Devenir significa abandonarse en cierto sentido a la incógnita de lo que somos, de lo que seremos.
Se trata de abandonar la idea estricta del sí, abandonar la idea de que poseemos unas potencialidades limitadas a una identidad fija (que hemos y el entorno nos ha hecho forjarnos) para abrirnos a lo nuevo, hacia una nueva personalidad, una nueva individualización, una nueva forma de pensar.
Se trata de deshacerse de las maletas pesadas que ya no son funcionales en nuestras existencias.
Devenir es un movimiento imperceptible que sin embargo revoluciona nuestro interior, cambiando radicalmente nuestro modo de entender el mundo y nuestras reglas de pensamiento y acción.
No se trata en absoluto de un movimiento nihilista, pues el nihilismo conduce al sentimiento de la inutilidad de la existencia.
Así, como sugirió Nietzsche, abandonar los valores metafísicos cobra valor sólo si se constituyen nuevos valores.
En caso contrario, se trataría de una dirección obstinadamente destructiva.
Ese abandono del que hablo es una transducción, es decir, significa al mismo tiempo la asunción de una nueva configuración. Es una necesidad fisiológica y ambiental de transformarse en otro de sí, mediante variaciones de sí, la variación de valores, de la relación con los demás, con el entorno.
Aún así devenir no es tarea fácil.
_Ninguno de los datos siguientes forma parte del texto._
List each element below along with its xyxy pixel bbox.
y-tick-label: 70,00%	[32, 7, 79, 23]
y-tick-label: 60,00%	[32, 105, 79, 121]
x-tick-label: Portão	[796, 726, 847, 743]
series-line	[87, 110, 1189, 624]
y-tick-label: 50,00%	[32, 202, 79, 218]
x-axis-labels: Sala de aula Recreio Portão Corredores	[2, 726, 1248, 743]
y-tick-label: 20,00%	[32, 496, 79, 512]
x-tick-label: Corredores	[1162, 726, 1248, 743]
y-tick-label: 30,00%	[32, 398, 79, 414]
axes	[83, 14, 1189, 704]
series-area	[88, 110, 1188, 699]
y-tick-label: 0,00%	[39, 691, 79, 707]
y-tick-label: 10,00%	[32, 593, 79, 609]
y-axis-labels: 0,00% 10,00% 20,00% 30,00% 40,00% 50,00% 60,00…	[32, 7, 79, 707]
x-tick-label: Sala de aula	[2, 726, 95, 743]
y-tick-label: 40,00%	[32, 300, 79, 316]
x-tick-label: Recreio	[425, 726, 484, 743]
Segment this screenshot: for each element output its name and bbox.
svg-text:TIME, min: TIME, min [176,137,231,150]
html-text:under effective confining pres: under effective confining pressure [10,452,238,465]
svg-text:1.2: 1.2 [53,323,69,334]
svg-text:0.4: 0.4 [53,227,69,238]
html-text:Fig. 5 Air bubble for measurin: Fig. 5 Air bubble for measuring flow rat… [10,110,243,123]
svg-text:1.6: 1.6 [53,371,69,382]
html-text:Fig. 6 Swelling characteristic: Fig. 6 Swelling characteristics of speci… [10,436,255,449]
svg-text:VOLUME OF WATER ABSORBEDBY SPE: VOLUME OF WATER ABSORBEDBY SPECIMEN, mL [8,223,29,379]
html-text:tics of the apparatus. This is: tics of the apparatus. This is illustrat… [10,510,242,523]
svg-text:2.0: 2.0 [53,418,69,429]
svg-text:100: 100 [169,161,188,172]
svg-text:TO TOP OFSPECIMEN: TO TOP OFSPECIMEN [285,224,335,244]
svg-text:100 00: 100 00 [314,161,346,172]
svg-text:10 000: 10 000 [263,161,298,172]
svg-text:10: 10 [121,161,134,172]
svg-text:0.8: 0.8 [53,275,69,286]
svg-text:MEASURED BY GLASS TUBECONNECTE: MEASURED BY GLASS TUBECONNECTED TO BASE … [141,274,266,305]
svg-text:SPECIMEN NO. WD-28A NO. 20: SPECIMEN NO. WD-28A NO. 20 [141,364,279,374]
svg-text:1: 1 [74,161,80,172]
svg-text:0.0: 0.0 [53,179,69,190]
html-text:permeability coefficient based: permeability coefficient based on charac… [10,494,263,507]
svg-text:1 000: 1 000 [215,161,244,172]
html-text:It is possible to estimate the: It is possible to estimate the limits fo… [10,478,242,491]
Esa metamorfosis no se produce por que sí.
La transducción solo puede ocurrir cuando precisamente se abandona el propio ego (entendido como identidad).
Uno no se puede transducir a partir de sí mismo a otro.
Y quien acepta el devenir de sí (y no la permanencia de sí), posee voluntad.
Lo que impide comúnmente que nos dejemos ir, es la resistencia que aplicamos a los cambios, debido a cierto horror vacui que condiciona al sujeto. Dejar la propia identidad puede provocar un gran terror, el mismo terror que rodea a un gusano en su crisálida mientras, desde su punto de vista, se acerca el fin del mundo.
Pero, mientras tanto, ya le están creciendo las alas.